The just-released iOS 11.3 requires Safari users to tap in web pages to AutoFill their user names and passwords. This means extra work for you, but it’s also more secure.
Another change in the latest version of iOS adds warnings when entering private information onto non-encrypted web pages.
Previously, just opening a web page was all that was required for an iPhone or iPad to automatically fill in your user name and password for that site. After installing iOS 11.3, you need to select a field in the form, and then choose from stored options at the bottom of the screen, for the information to be entered.
Apple did not give a reason for this change. However, it’s surely intended to prevent your user names and passwords from being submitted on a form when you’re not aware of what’s going on. AutoFill is only supposed to submit security information to sites where you’ve put in your user name and password before, but phishing sites work hard to fool you.

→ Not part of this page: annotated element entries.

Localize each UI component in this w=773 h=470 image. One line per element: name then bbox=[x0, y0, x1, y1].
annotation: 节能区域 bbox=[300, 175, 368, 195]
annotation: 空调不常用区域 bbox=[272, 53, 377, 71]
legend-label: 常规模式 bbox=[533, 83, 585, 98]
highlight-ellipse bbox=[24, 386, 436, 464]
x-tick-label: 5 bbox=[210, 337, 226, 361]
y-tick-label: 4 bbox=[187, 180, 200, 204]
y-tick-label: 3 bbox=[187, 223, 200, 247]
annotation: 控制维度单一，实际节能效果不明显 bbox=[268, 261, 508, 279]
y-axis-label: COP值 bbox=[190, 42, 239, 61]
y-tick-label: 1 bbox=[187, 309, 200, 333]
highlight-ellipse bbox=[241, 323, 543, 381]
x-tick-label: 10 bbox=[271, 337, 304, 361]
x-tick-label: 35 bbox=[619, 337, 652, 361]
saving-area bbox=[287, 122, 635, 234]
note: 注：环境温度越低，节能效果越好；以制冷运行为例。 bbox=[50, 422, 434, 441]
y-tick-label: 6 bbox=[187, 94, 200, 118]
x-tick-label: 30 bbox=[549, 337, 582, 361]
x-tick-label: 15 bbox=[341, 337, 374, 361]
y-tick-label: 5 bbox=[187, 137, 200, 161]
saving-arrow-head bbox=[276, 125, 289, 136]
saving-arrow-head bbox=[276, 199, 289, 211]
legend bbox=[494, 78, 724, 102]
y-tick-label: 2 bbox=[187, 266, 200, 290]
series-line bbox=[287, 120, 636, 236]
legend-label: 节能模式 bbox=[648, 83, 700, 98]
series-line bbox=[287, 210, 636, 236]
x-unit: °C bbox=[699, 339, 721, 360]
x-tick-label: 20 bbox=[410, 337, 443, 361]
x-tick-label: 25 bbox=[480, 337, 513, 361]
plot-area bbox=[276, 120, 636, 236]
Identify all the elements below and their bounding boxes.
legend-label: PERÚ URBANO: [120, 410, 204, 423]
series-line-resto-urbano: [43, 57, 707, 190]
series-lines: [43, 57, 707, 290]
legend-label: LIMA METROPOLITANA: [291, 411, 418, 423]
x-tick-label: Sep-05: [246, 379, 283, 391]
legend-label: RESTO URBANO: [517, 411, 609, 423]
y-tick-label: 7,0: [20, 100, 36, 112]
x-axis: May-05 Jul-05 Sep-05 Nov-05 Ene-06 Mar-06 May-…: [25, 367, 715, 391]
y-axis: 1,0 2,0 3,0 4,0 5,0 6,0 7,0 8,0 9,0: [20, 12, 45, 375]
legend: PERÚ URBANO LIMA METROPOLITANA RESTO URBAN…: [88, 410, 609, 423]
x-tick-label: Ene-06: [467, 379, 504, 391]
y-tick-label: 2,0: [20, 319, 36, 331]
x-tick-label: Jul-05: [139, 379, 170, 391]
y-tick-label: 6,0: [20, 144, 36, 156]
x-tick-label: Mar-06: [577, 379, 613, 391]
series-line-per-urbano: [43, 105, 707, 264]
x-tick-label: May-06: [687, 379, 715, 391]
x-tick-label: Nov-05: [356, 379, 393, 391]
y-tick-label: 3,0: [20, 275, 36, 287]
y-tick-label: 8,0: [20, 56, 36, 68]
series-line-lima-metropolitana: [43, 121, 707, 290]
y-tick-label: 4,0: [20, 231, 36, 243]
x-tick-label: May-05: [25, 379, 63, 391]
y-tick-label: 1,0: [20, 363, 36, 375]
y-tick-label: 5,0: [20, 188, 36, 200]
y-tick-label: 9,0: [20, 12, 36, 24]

Requiring you to tap on each text box makes sure you’re aware of what’s happening. Even if it’s more work.
Watch for non-encrypted pages
In iOS 11.3, Safari also warns you if you start to enter password or credit card information into a website that does not use encryption. The warning appears in the Smart Search Field. (That’s the box at the top of the screen that displays the name of websites you visit, and where you can enter search terms.)
Unencrypted websites transfer information across the internet as clear text that hackers can intercept. Encrypting the data makes it secure.
Any website so unsophisticated as to not use encryption should raise red flags in your mind. This is a basic security feature. Not using it means the people running the site are either completely unqualified or actively criminal.